Los cuatro están de acuerdo en que el debate interno de la izquierda – verbigracia el espectáculo que ofrecieron al público — es lo máximo de democracia que se puede admitir.

Y los cuatro, aunque no estén dispuestos a confesarlo en voz alta, saben que ese tipo de democracia es precisamente el “centralismo democrático” de Lenin.

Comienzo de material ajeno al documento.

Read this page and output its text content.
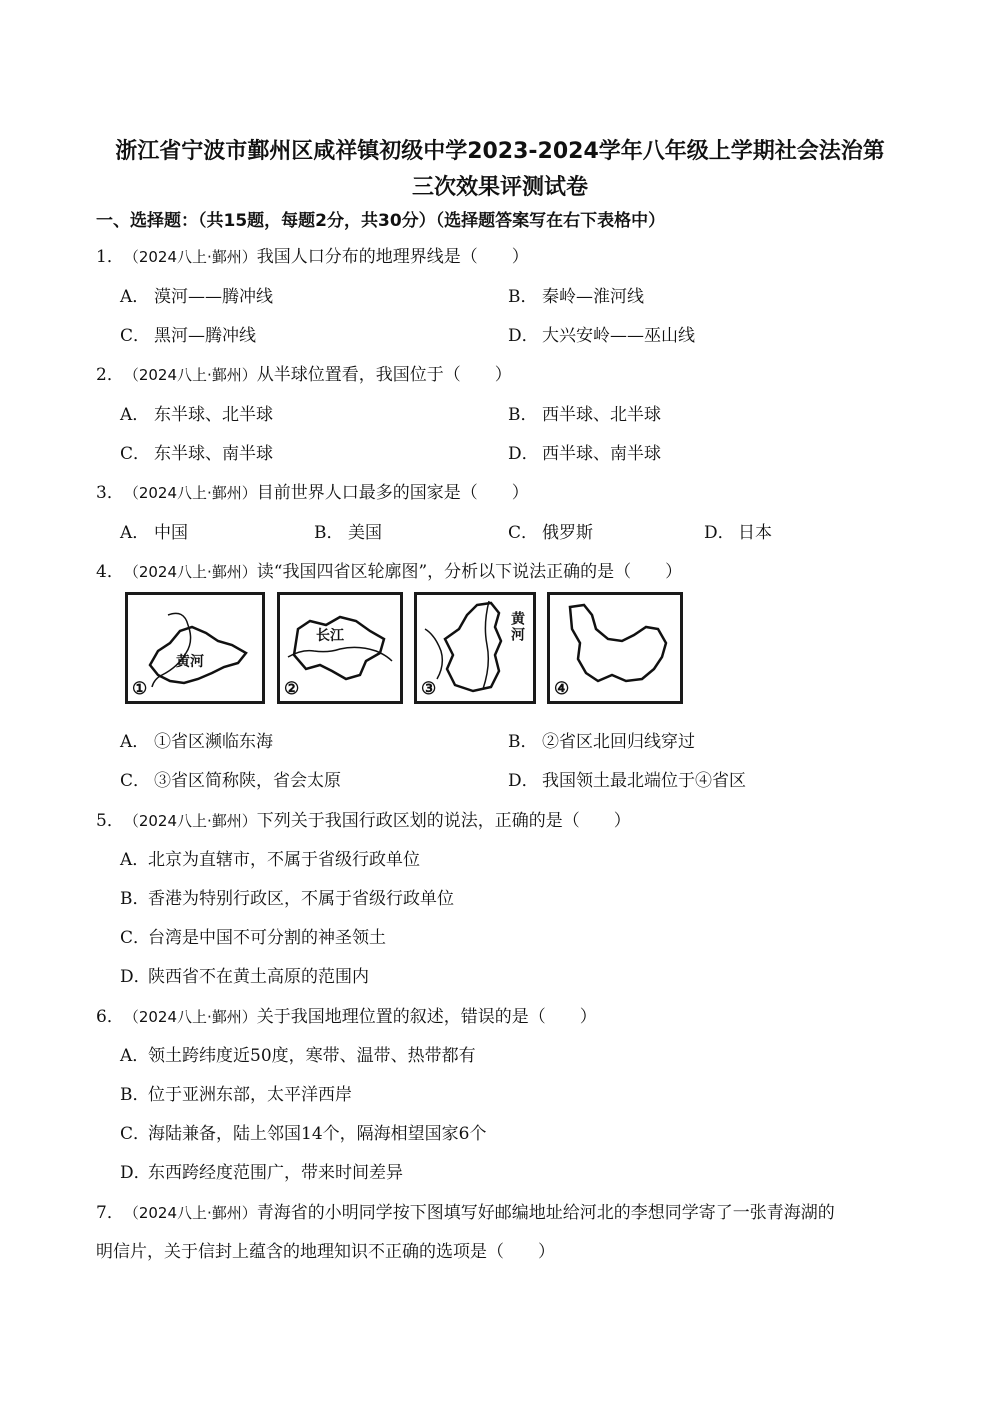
浙江省宁波市鄞州区咸祥镇初级中学2023-2024学年八年级上学期社会法治第
三次效果评测试卷
一、选择题：（共15题，每题2分，共30分）（选择题答案写在右下表格中）
1．（2024八上·鄞州）我国人口分布的地理界线是（　　）
A． 漠河——腾冲线	B． 秦岭—淮河线
C． 黑河—腾冲线	D． 大兴安岭——巫山线
2．（2024八上·鄞州）从半球位置看，我国位于（　　）
A． 东半球、北半球	B． 西半球、北半球
C． 东半球、南半球	D． 西半球、南半球
3．（2024八上·鄞州）目前世界人口最多的国家是（　　）
A． 中国	B． 美国	C． 俄罗斯	D． 日本
4．（2024八上·鄞州）读“我国四省区轮廓图”，分析以下说法正确的是（　　）
黄河
①
长江
②
黄河
③	④
A． ①省区濒临东海	B． ②省区北回归线穿过
C． ③省区简称陕，省会太原	D． 我国领土最北端位于④省区
5．（2024八上·鄞州）下列关于我国行政区划的说法，正确的是（　　）
A．北京为直辖市，不属于省级行政单位
B．香港为特别行政区，不属于省级行政单位
C．台湾是中国不可分割的神圣领土
D．陕西省不在黄土高原的范围内
6．（2024八上·鄞州）关于我国地理位置的叙述，错误的是（　　）
A．领土跨纬度近50度，寒带、温带、热带都有
B．位于亚洲东部，太平洋西岸
C．海陆兼备，陆上邻国14个，隔海相望国家6个
D．东西跨经度范围广，带来时间差异
7．（2024八上·鄞州）青海省的小明同学按下图填写好邮编地址给河北的李想同学寄了一张青海湖的
明信片，关于信封上蕴含的地理知识不正确的选项是（　　）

Los remanentes de la “derecha” (si es que cabe llamar así a algunos viejos líderes regionales sin identidad ideológica ninguna), sólo sirven para dos cosas: para adular a algunos sectores de la izquierda, que aceptan servirse de ellos con una repugnancia que no consiguen disimular, y para dar a los demás la oportunidad de ostentar más repugnancia si cabe en sus ansias por demostrar la pureza de su filiación izquierdista, en un concurso de pedigrees que daría envidia a los más fervorosos sabuesos de Stalin.

La hegemonía izquierdista, conquistada en treinta años de esfuerzos en la universidad y en los medios de comunicación, ha llegado finalmente al ámbito electoral. Ahora, poco importa quién va a ser elegido. La única finalidad de esta campaña es excluir definitivamente de la política las ideas inconvenientes, asociadas, en una formidable alucinación semántica, a fantoches de ocasión que no tienen nada que ver con ellas. Eso equivale a hacer del certificado de izquierdismo castizo la única credencial apta para validar una candidatura al puesto que sea.

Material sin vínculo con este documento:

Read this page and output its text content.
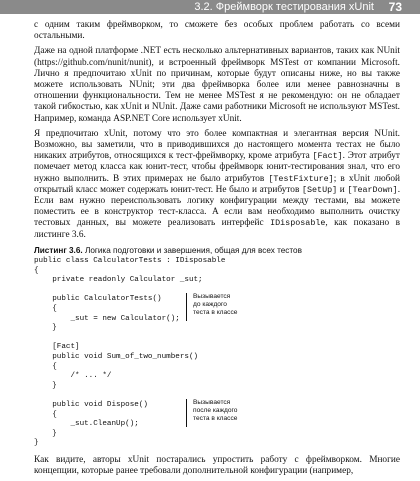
3.2. Фреймворк тестирования xUnit 73

с одним таким фреймворком, то сможете без особых проблем работать со всеми остальными.

Даже на одной платформе .NET есть несколько альтернативных вариантов, таких как NUnit (https://github.com/nunit/nunit), и встроенный фреймворк MSTest от компании Microsoft. Лично я предпочитаю xUnit по причинам, которые будут описаны ниже, но вы также можете использовать NUnit; эти два фреймворка более или менее равнозначны в отношении функциональности. Тем не менее MSTest я не рекомендую: он не обладает такой гибкостью, как xUnit и NUnit. Даже сами работники Microsoft не используют MSTest. Например, команда ASP.NET Core использует xUnit.

Я предпочитаю xUnit, потому что это более компактная и элегантная версия NUnit. Возможно, вы заметили, что в приводившихся до настоящего момента тестах не было никаких атрибутов, относящихся к тест-фреймворку, кроме атрибута [Fact]. Этот атрибут помечает метод класса как юнит-тест, чтобы фреймворк юнит-тестирования знал, что его нужно выполнить. В этих примерах не было атрибутов [TestFixture]; в xUnit любой открытый класс может содержать юнит-тест. Не было и атрибутов [SetUp] и [TearDown]. Если вам нужно переиспользовать логику конфигурации между тестами, вы можете поместить ее в конструктор тест-класса. А если вам необходимо выполнить очистку тестовых данных, вы можете реализовать интерфейс IDisposable, как показано в листинге 3.6.

Листинг 3.6. Логика подготовки и завершения, общая для всех тестов
public class CalculatorTests : IDisposable
{
private readonly Calculator _sut;
public CalculatorTests()
{
_sut = new Calculator();
}
[Fact]
public void Sum_of_two_numbers()
{
/* ... */
}
public void Dispose()
{
_sut.CleanUp();
}
}
Вызывается
до каждого
теста в классе
Вызывается
после каждого
теста в классе

Как видите, авторы xUnit постарались упростить работу с фреймворком. Многие концепции, которые ранее требовали дополнительной конфигурации (например,
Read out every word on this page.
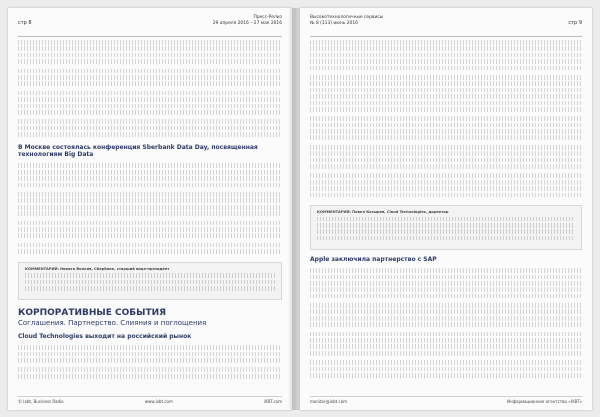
стр 8
Пресс-Релиз
29 апреля 2016 – 27 мая 2016
В Москве состоялась конференция Sberbank Data Day, посвященная технологиям Big Data
КОММЕНТАРИЙ: Никита Волков, Сбербанк, старший вице-президент
КОРПОРАТИВНЫЕ СОБЫТИЯ
Соглашения. Партнерство. Слияния и поглощения
Cloud Technologies выходит на российский рынок
© Ixbt, Business Radio	www.ixbt.com	iXBT.com
Высокотехнологичные сервисы
№ 8 (113) июнь 2016	стр 9
КОММЕНТАРИЙ: Павел Козырев, Cloud Technologies, директор
Apple заключила партнерство с SAP
monitor@ixbt.com	Информационное агентство «IXBT»
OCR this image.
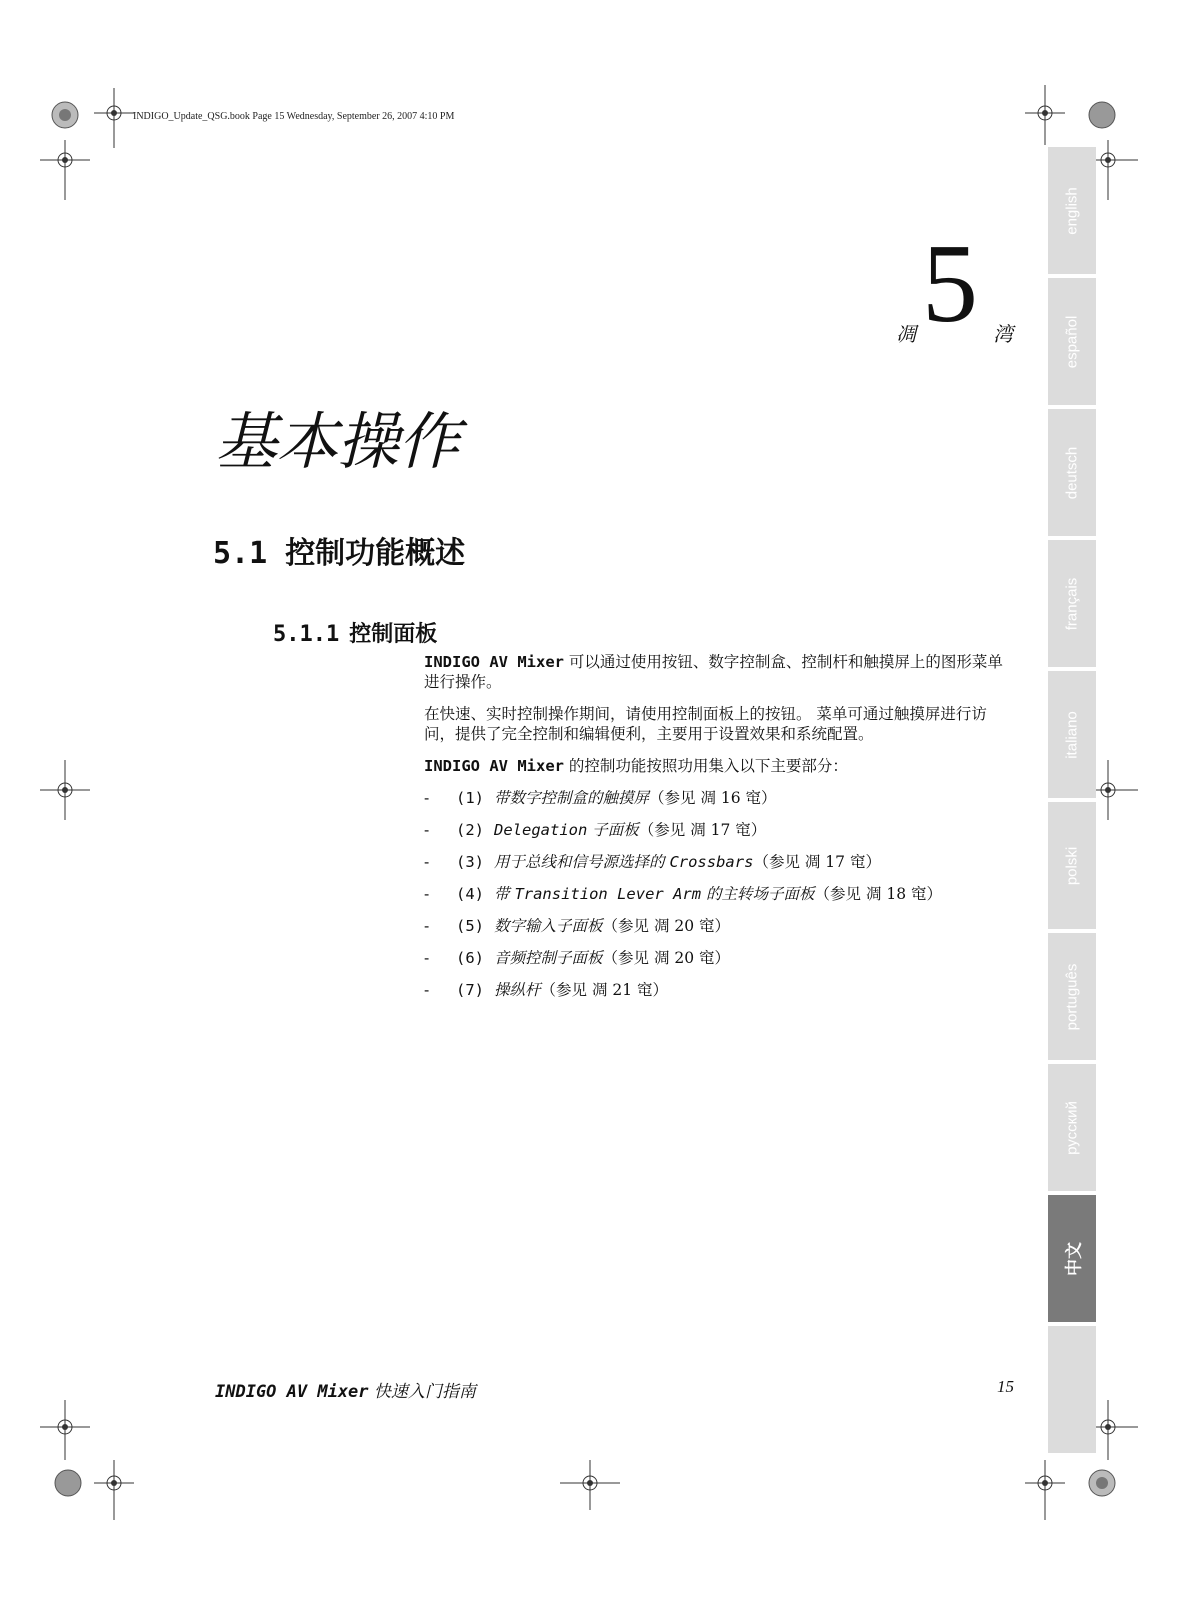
INDIGO_Update_QSG.book Page 15 Wednesday, September 26, 2007 4:10 PM
english
español
deutsch
français
italiano
polski
português
русский
中文
凋 5 湾
基本操作
5.1 控制功能概述
5.1.1 控制面板

INDIGO AV Mixer 可以通过使用按钮、数字控制盒、控制杆和触摸屏上的图形菜单进行操作。

在快速、实时控制操作期间，请使用控制面板上的按钮。 菜单可通过触摸屏进行访问，提供了完全控制和编辑便利，主要用于设置效果和系统配置。

INDIGO AV Mixer 的控制功能按照功用集入以下主要部分：

-	(1) 带数字控制盒的触摸屏（参见 凋 16 窀）
-	(2) Delegation 子面板（参见 凋 17 窀）
-	(3) 用于总线和信号源选择的 Crossbars（参见 凋 17 窀）
-	(4) 带 Transition Lever Arm 的主转场子面板（参见 凋 18 窀）
-	(5) 数字输入子面板（参见 凋 20 窀）
-	(6) 音频控制子面板（参见 凋 20 窀）
-	(7) 操纵杆（参见 凋 21 窀）
INDIGO AV Mixer 快速入门指南	15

Los comentaristas que, ante un debate manipulado de ese modo, celebran el acontecimiento como signo de pluralismo y de normalidad democrática, una de dos: o son cómplices de la farsa o son idiotas incurables.

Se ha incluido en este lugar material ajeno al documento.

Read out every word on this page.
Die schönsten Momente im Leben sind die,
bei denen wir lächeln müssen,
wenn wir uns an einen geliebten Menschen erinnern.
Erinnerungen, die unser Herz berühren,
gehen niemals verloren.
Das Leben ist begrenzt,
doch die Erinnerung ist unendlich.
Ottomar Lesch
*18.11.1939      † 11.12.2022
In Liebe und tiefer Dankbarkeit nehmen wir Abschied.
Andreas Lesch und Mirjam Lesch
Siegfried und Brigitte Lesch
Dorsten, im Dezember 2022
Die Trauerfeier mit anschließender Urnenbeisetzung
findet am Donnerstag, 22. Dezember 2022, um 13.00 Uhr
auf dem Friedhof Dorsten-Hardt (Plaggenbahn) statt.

La idiotez es la hipótesis más viable. La prodigiosa indolencia intelectual de nuestras clases alta y media ha puesto las cosas tremendamente fáciles para la elite dirigente de la “revolución cultural”. Desde hace tres décadas, la izquierda militante ha ido estableciendo la pauta de las discusiones académicas, de los temas de los medios de comunicación, de los programas escolares, de la producción cultural y, finalmente, de las discusiones parlamentares y electorales — del orbe entero de lo que se piensa, se habla, se oye, se escribe y se lee en Brasil –, sin que nadie, a excepción del círculo de iniciados gramscianos, pueda lanzar sobre el conjunto una mirada suficientemente amplia como para aprehender el rumbo general que la aplicación de una estrategia consciente y deliberada ha dado al movimiento histórico. Ese movimiento determina todas las mutaciones particulares que aparecen a diario — criminalidad y corrupción, descenso abismal de los niveles de moralidad, decadencia intelectual, etc. –, pero cada uno de estos fenómenos entra en discusión sólo aisladamente y el diagnóstico de sus causas está ya preparado por la elite dirigente, habilísima en ocultar su propia acción y en echar las culpas a los chivos expiatorios de siempre, de modo que la propia discusión de los males haga imposible comprenderlos. Es necesario no saber absolutamente nada sobre la estrategia revolucionaria para creer que, una vez llegadas las cosas a este límite, la democracia capitalista tiene todavía posibilidad de sobrevivir.